The real question of RDF scalability is finding a way of having more than one CPU on the same index tree without them hitting the prohibitive penalty of waiting for a mutex. The sure solution is partitioning, would probably have to be by range of the whole key. but before we go to so much trouble, we'll look at dropping a couple of critical sections from index random access. Also some kernel parameters may be adjustable, like a spin count before calling the scheduler when trying to get an occupied mutex. Still we should not waste too much time on platform specifics. We'll see.

We just updated the Virtuoso Open Source cut. The latest RDF refinements are not in, so maybe the cut will have to be refreshed shortly.

We are also now applying the relational to RDF mapping discussed in Declarative SQL Schema to RDF Ontology Mapping to the ODS applications.

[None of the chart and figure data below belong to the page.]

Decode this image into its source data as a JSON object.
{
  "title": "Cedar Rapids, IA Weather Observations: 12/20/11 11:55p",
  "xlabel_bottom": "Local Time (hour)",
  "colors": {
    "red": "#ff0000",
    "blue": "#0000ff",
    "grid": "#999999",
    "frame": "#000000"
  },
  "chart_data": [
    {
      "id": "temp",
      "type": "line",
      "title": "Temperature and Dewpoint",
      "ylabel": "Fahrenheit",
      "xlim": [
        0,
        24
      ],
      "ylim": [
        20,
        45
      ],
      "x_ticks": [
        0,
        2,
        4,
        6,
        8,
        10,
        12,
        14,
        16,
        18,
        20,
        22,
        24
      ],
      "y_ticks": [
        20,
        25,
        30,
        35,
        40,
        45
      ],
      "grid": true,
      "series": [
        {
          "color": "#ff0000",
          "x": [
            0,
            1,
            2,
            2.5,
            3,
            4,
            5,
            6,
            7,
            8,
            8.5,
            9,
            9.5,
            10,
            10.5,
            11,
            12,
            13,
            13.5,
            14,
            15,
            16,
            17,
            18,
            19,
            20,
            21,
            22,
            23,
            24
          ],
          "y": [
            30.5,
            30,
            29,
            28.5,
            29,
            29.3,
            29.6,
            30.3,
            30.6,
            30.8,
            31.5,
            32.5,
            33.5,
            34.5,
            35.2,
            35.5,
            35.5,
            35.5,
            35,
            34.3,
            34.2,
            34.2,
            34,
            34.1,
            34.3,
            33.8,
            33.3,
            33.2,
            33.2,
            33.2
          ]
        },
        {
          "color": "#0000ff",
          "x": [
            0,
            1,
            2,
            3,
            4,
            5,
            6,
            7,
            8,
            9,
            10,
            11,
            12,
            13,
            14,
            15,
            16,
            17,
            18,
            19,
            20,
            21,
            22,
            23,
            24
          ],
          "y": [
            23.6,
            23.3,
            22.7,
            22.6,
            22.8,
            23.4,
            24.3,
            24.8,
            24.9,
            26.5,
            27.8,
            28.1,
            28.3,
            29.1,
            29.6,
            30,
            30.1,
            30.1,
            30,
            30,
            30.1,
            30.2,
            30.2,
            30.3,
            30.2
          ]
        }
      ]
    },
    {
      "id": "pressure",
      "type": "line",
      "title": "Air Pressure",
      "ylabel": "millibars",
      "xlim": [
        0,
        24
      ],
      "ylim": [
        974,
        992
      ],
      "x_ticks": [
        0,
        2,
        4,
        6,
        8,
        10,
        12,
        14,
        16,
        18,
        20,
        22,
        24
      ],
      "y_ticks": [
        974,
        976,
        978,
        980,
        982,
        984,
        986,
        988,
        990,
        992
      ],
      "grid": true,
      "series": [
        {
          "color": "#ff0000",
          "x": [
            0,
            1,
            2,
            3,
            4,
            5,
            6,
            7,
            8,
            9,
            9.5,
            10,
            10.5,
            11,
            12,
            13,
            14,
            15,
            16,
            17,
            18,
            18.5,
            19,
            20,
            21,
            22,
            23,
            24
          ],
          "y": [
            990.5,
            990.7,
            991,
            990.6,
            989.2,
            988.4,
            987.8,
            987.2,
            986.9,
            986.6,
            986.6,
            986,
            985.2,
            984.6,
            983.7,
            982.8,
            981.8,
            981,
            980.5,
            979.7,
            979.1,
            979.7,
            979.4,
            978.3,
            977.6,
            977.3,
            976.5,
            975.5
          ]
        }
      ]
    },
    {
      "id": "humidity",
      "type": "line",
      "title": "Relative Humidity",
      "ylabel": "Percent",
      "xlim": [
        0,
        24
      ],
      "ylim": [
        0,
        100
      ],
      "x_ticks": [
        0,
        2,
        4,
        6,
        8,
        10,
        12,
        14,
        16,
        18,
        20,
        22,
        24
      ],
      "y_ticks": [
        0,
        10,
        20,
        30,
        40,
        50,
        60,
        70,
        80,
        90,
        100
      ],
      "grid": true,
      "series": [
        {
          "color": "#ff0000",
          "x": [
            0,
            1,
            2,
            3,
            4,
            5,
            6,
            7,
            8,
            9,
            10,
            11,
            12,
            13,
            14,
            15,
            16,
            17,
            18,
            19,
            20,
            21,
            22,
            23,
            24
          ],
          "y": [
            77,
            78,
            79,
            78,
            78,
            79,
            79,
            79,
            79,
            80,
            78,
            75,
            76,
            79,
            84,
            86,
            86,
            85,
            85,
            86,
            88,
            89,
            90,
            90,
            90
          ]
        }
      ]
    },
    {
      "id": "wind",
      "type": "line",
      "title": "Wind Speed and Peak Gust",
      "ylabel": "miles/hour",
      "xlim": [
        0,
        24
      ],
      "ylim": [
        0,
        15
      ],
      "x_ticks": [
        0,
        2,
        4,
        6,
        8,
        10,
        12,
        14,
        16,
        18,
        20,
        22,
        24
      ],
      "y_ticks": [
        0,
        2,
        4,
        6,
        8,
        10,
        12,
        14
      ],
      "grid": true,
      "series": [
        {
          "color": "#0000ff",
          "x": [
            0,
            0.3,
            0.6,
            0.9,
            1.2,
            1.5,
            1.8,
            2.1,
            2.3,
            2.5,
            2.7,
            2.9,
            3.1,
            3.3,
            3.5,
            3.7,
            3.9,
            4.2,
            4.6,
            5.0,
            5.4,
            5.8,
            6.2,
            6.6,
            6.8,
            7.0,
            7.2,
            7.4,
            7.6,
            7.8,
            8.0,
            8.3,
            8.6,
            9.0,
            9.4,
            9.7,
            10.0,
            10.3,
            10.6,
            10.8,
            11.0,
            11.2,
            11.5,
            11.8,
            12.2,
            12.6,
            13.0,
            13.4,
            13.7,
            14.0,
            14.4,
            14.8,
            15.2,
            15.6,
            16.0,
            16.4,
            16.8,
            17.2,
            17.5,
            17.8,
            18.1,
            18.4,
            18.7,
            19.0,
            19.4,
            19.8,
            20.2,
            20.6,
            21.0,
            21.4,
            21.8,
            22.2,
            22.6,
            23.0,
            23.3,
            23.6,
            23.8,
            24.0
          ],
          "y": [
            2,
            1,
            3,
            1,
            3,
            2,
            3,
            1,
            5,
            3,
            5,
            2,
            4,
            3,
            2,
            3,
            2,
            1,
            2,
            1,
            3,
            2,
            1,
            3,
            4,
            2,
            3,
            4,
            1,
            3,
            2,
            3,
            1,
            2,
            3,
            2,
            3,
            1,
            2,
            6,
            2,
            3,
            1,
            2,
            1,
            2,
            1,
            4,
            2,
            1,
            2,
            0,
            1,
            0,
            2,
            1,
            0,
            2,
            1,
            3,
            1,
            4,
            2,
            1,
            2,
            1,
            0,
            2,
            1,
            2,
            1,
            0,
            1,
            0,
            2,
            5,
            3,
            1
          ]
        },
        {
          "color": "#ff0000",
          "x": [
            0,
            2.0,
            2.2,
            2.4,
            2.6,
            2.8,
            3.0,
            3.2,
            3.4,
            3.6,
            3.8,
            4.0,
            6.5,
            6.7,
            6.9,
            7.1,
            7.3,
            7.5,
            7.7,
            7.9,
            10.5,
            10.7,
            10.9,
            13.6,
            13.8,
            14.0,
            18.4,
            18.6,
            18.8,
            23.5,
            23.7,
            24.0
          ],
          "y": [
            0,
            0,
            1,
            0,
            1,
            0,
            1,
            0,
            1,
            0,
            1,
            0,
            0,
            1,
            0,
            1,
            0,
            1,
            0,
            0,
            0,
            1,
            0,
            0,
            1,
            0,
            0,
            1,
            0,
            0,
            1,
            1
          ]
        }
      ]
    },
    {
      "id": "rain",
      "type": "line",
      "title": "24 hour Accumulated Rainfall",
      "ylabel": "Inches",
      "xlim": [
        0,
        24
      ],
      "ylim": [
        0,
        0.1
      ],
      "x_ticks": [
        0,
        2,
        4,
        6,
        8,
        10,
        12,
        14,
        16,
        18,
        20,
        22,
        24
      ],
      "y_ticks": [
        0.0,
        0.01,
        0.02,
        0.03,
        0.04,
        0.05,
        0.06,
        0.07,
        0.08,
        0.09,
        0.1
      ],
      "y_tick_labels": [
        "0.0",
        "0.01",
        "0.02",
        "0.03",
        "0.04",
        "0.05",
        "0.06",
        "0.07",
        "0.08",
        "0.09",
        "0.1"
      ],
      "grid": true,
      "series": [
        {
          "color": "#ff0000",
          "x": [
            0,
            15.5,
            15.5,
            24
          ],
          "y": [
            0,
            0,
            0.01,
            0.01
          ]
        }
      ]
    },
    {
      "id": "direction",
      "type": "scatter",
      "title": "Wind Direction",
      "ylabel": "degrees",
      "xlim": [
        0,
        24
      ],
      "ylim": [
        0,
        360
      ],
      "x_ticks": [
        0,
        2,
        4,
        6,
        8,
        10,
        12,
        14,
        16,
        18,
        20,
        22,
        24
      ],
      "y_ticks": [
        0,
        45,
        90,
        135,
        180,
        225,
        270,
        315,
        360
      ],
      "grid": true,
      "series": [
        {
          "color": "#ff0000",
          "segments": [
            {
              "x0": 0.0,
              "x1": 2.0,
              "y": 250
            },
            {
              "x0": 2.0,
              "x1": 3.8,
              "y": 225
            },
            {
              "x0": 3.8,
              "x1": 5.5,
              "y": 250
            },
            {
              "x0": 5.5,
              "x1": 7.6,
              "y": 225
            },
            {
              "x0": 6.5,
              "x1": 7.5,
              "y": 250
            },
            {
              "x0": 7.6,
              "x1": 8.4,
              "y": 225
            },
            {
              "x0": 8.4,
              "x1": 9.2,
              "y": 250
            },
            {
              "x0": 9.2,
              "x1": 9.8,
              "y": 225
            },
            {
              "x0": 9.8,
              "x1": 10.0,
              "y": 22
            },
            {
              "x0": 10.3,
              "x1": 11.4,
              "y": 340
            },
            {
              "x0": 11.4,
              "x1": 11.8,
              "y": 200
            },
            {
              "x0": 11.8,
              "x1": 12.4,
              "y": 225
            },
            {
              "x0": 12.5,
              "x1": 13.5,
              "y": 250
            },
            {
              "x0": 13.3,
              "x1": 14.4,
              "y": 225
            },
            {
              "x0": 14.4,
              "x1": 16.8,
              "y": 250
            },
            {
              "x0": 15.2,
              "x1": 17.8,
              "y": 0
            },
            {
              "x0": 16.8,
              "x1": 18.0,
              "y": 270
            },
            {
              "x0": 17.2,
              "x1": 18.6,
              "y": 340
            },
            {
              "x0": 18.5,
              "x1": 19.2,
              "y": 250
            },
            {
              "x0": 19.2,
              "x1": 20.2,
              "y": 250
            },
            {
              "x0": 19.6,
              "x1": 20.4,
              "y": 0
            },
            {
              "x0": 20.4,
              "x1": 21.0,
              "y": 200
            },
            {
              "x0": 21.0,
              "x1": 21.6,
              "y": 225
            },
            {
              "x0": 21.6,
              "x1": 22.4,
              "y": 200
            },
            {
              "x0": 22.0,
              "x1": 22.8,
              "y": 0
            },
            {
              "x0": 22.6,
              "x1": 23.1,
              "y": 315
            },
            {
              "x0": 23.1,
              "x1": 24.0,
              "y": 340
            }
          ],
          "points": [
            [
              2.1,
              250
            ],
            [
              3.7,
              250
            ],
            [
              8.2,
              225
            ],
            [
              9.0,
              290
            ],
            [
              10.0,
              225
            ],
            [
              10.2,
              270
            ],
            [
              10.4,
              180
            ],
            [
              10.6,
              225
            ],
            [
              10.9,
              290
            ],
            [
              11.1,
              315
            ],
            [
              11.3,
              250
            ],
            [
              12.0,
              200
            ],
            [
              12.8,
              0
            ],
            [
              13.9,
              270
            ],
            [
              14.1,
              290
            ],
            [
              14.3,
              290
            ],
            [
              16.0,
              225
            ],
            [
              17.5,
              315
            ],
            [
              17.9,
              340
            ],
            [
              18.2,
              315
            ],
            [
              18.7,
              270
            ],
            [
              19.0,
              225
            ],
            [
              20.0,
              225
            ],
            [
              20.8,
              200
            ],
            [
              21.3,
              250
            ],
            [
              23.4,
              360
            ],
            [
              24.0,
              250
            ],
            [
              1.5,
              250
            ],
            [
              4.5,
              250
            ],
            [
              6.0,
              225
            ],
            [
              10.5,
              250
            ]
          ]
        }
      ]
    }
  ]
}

There is a form of the mapping in the VOS cut on the net but it is not quite ready yet. We must first finish testing it through mapping all the relational schemas of the ODS apps before we can really recommend it. This is another reason for a VOS update in the near future.

We will be looking at the query side of LUBM after the ISWC 2006 conference. So far, we find queries compile OK for many SIOC use cases with the cost model that there is now. A more systematic review of the cost model for SPARQL will come when we get to the queries.

We put some ideas about inferencing in the Advances in Triple Storage paper. The question is whether we should forward chain such things as class subsumption and subproperties. If we build these into the SQL engine used for running SPARQL, we probably can do these as unions at run time with good performance and better working set due to not storing trivial entailed triples. Some more thought and experimentation needs to go into this.